As for Shackleford, I originally came to bury, not to praise him; but I have to say that he's grown on me. Personally, I think he's a more likely winner of the race than Animal Kingdom. (I agree with Dale Romans; it was a dumb, if jovial, remark by Barry Irwin to say he's more worried about Mucho Macho Man, who should be resting up for the late summer and fall at this point.) I counted this horse out after seeing him blow the Florida Derby to that dog Dialed In (easy for me to say now, but I did correctly toss him in both Triple Crown legs, one of the few things I got right about either race). But Shackleford held fairly well in the Derby; his slow pace was a double-edged sword, allowing others to stay close yet save their closing kicks. And sure, he slowed down considerably in the second half of the Preakness. But he showed the ability to stalk the pace and win, continued his improvement on the Beyer scale (though I'm a bit skeptical of the Preakness figs), and hey, he didn't get caught, did he?
- And sure, I'll talk about Anthony Weiner. I actually live in his district, so I've (surprise!) voted for him for each of his Congressional terms. And I've always loved the guy.
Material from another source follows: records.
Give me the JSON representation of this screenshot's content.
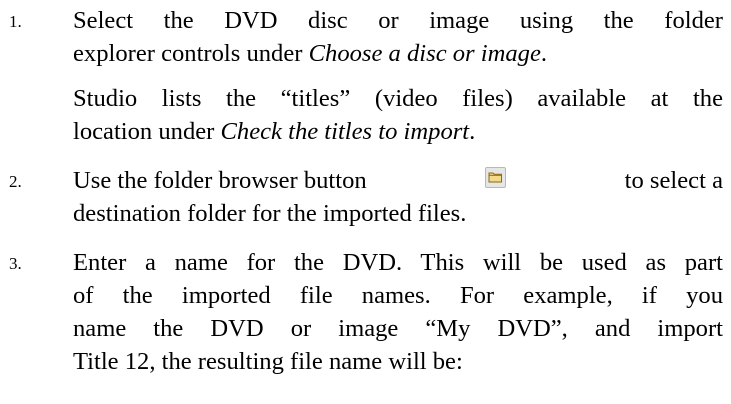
{
  "steps": [
    {
      "number": "1.",
      "lines": [
        {
          "a": "Select the DVD disc or image using the folder"
        },
        {
          "a": "explorer controls under ",
          "i": "Choose a disc or image",
          "b": "."
        }
      ],
      "note_lines": [
        {
          "a": "Studio lists the “titles” (video files) available at the"
        },
        {
          "a": "location under ",
          "i": "Check the titles to import",
          "b": "."
        }
      ]
    },
    {
      "number": "2.",
      "line1_before": "Use the folder browser button",
      "line1_after": "to select a",
      "line2": "destination folder for the imported files.",
      "button_icon": "folder-icon"
    },
    {
      "number": "3.",
      "lines": [
        {
          "a": "Enter a name for the DVD. This will be used as part"
        },
        {
          "a": "of the imported file names. For example, if you"
        },
        {
          "a": "name the DVD or image “My DVD”, and import"
        },
        {
          "a": "Title 12, the resulting file name will be:"
        }
      ]
    }
  ]
}
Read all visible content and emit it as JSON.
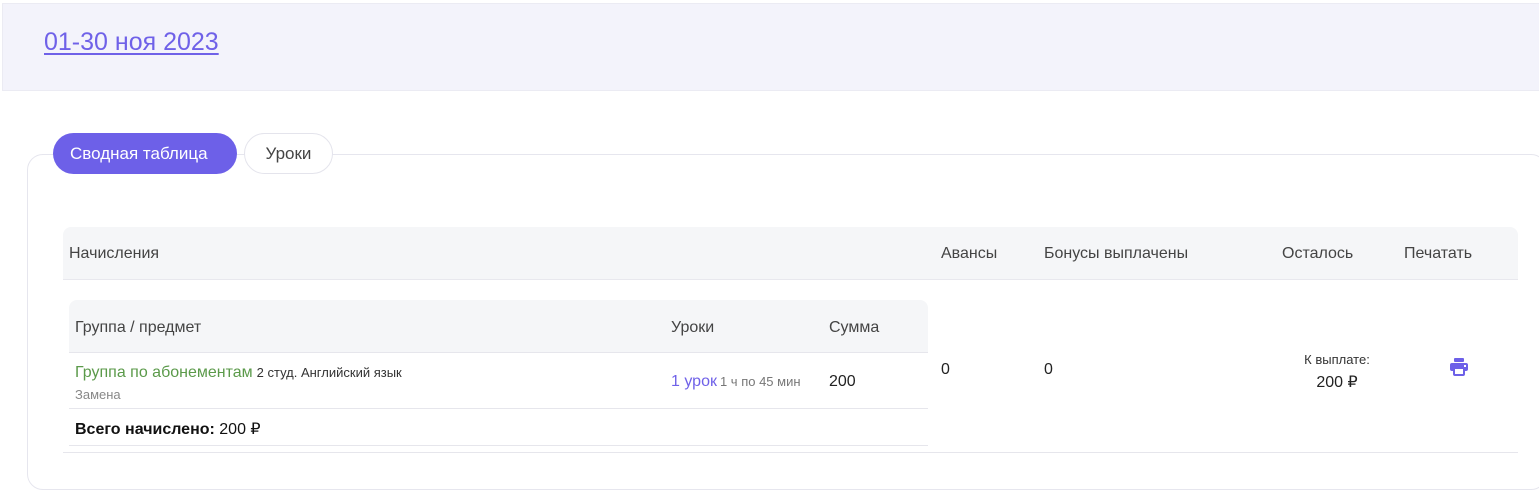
{
  "header": {
    "period": "01-30 ноя 2023"
  },
  "tabs": [
    {
      "label": "Сводная таблица",
      "active": true
    },
    {
      "label": "Уроки",
      "active": false
    }
  ],
  "main_table": {
    "columns": {
      "accruals": "Начисления",
      "advances": "Авансы",
      "bonuses": "Бонусы выплачены",
      "remaining": "Осталось",
      "print": "Печатать"
    },
    "advances_value": "0",
    "bonuses_value": "0",
    "remaining_label": "К выплате:",
    "remaining_value": "200 ₽"
  },
  "inner_table": {
    "columns": {
      "group": "Группа / предмет",
      "lessons": "Уроки",
      "sum": "Сумма"
    },
    "rows": [
      {
        "group_name": "Группа по абонементам",
        "group_meta": "2 студ. Английский язык",
        "group_sub": "Замена",
        "lessons": "1 урок",
        "lessons_meta": "1 ч по 45 мин",
        "sum": "200"
      }
    ],
    "total_label": "Всего начислено:",
    "total_value": "200 ₽"
  },
  "colors": {
    "accent": "#6d60e8",
    "group_link": "#5b9a4a",
    "header_bg": "#f3f3fb"
  },
  "icons": {
    "print": "printer-icon"
  }
}
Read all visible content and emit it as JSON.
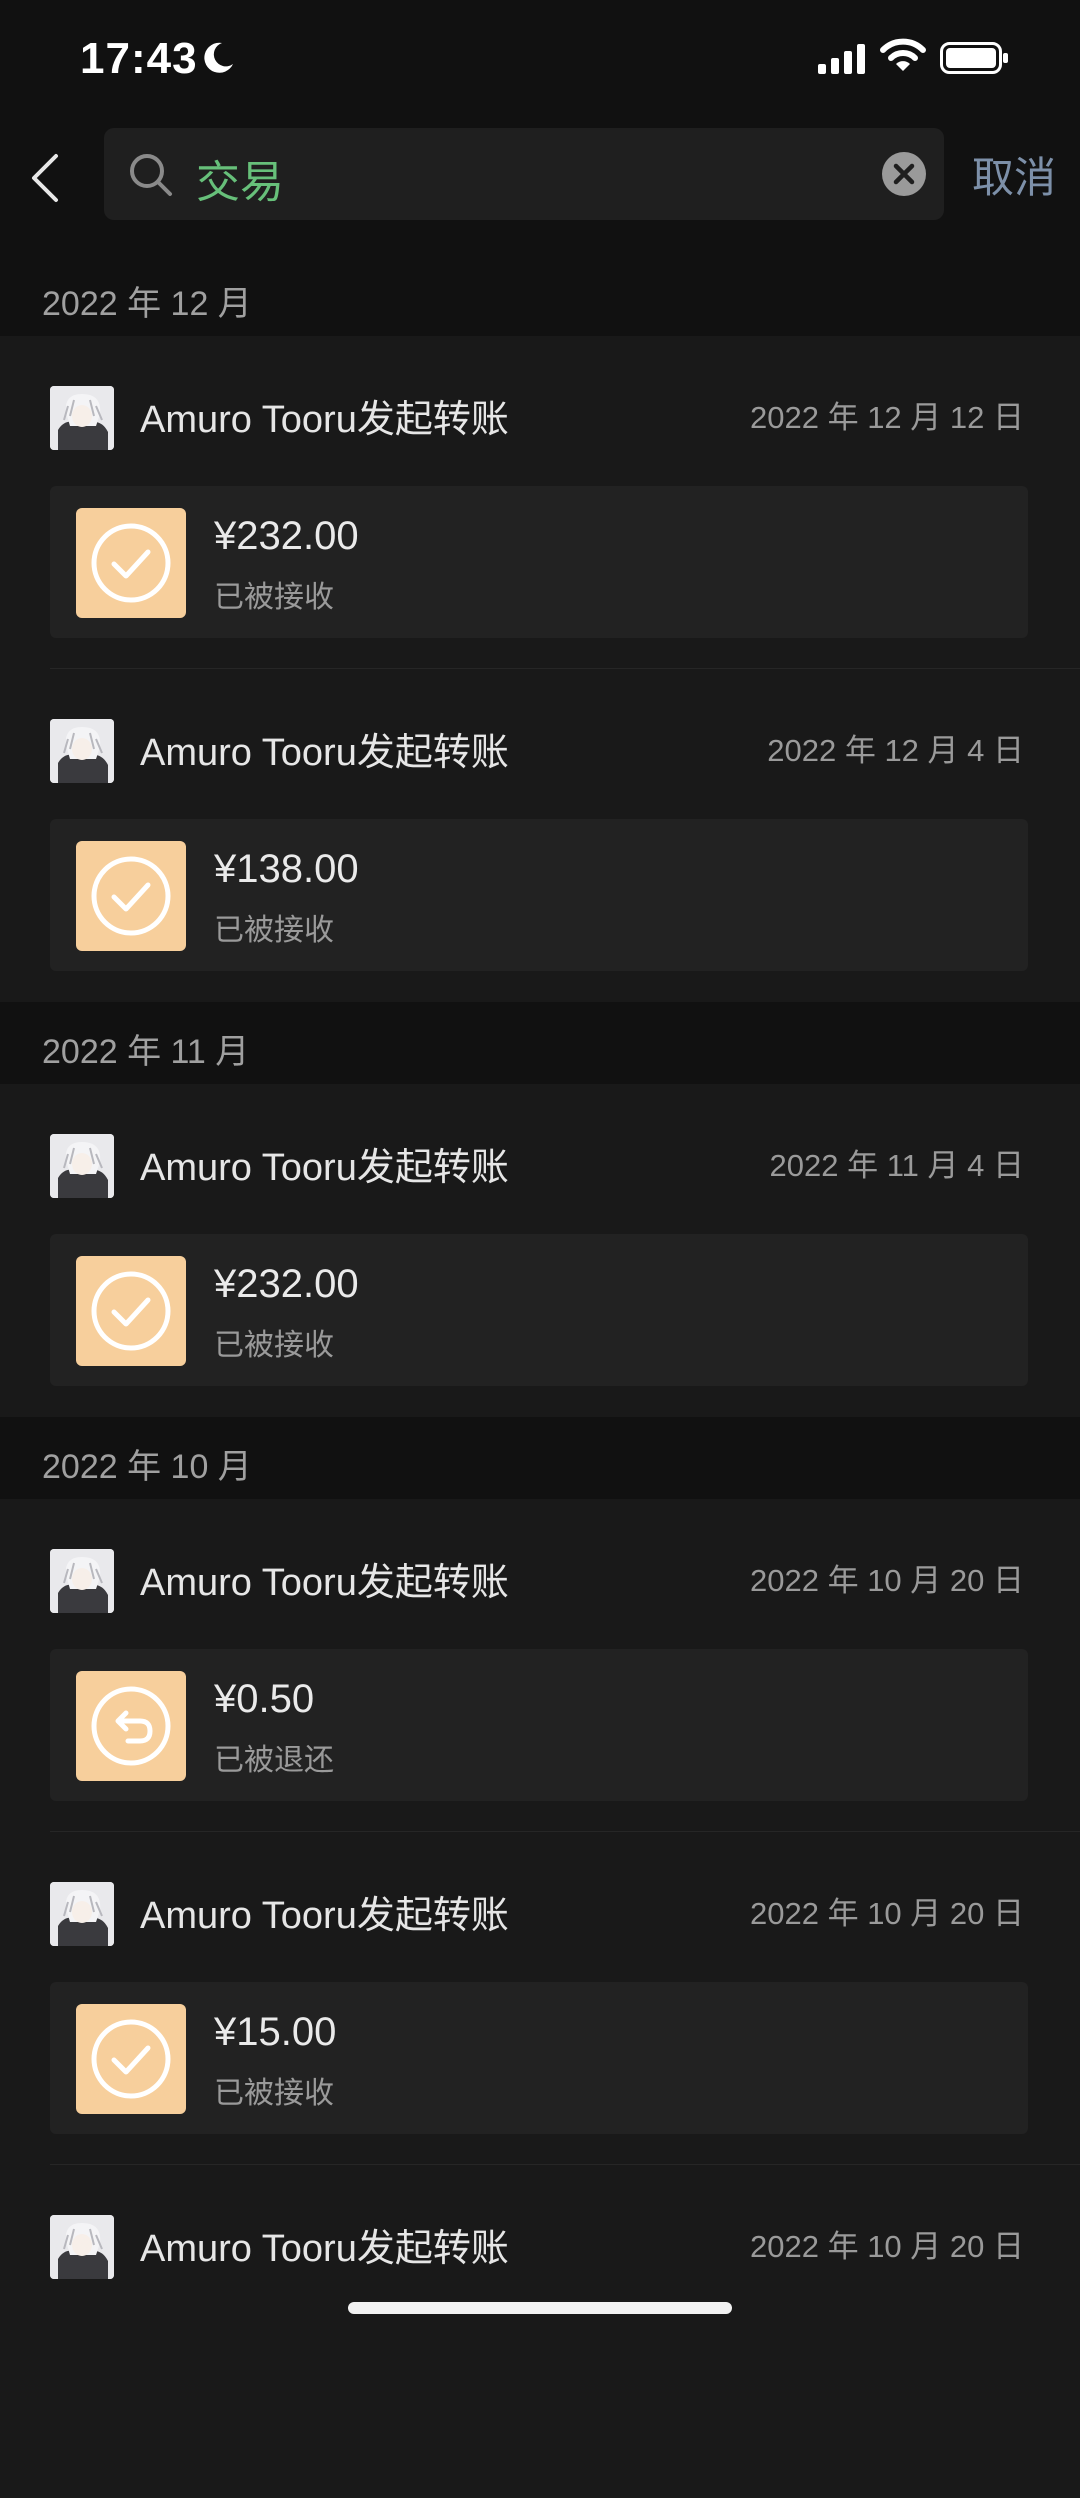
{
  "status_bar": {
    "time": "17:43"
  },
  "search": {
    "query": "交易",
    "cancel_label": "取消"
  },
  "list": {
    "months": [
      {
        "label": "2022 年 12 月",
        "items": [
          {
            "sender": "Amuro Tooru发起转账",
            "date": "2022 年 12 月 12 日",
            "amount": "¥232.00",
            "status": "已被接收",
            "icon": "check-circle-icon"
          },
          {
            "sender": "Amuro Tooru发起转账",
            "date": "2022 年 12 月 4 日",
            "amount": "¥138.00",
            "status": "已被接收",
            "icon": "check-circle-icon"
          }
        ]
      },
      {
        "label": "2022 年 11 月",
        "items": [
          {
            "sender": "Amuro Tooru发起转账",
            "date": "2022 年 11 月 4 日",
            "amount": "¥232.00",
            "status": "已被接收",
            "icon": "check-circle-icon"
          }
        ]
      },
      {
        "label": "2022 年 10 月",
        "items": [
          {
            "sender": "Amuro Tooru发起转账",
            "date": "2022 年 10 月 20 日",
            "amount": "¥0.50",
            "status": "已被退还",
            "icon": "return-circle-icon"
          },
          {
            "sender": "Amuro Tooru发起转账",
            "date": "2022 年 10 月 20 日",
            "amount": "¥15.00",
            "status": "已被接收",
            "icon": "check-circle-icon"
          },
          {
            "sender": "Amuro Tooru发起转账",
            "date": "2022 年 10 月 20 日"
          }
        ]
      }
    ]
  },
  "colors": {
    "accent_query": "#67c07a",
    "cancel": "#7d90a9",
    "transfer_icon_bg": "#f7cf9c"
  }
}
The Democrats need people like him who are willing and unafraid to address the lies and hypocrisy of the Republican party in the incredulous and caustic tones which they rightly deserve. Now, it turns out that Weiner is a liar too. Well,for one thing, at least he's not a hypocrite. I imagine his wife would disagree with that remark; but I'm referring to the Republicans caught in similar, or worse, situations who had previously tried to impose their idea of family values on the electorate even as they had none themselves.
But I suppose that's a minor distinction. Stupidity is a bipartisan trait. Weiner is supposed to be a 'technophile,' yet he really thought he wouldn't at some be exposed (in his underwear or not)? And, as is usually the case, the coverup was worse than the crime, whether there was one in the technical sense, or not. I could care less what he does with his Twitter account; and, contrary to the spirit of some of the comments I've gotten, I don't really much care about comparable personal indiscretions of any political stripe. While I've called them idiots, I've never demanded they resign no matter what the party. And in fact, I wrote the following in the case of the Republican Chris Lee, which also sums up my feelings about the reaction of the press and public to this current affair as well.
What an idiot. However, on the other hand, I find the current environment in which everyone and anyone's private affairs are subject, at the slightest slip, to this kind of viral hysteria to be chilling and disturbing. A site like Gawker could just have easily told the woman who sent the photo and emails, thanks, but no thanks, it's really none of anyone's business. And it's not news. Because it's really not...It's just cheap titillation for a society with seemingly nothing better to do but spend mindless hours sitting in front of computers and smartphones texting and twittering about absolutely nothing. They should try going to the track.Hopefully, enough people will be able to put this matter aside and focus on a big day at the races on Saturday.
(And yes, though I do not think that Weiner will survive this, I would, under certain circumstances surely consider voting for him again.)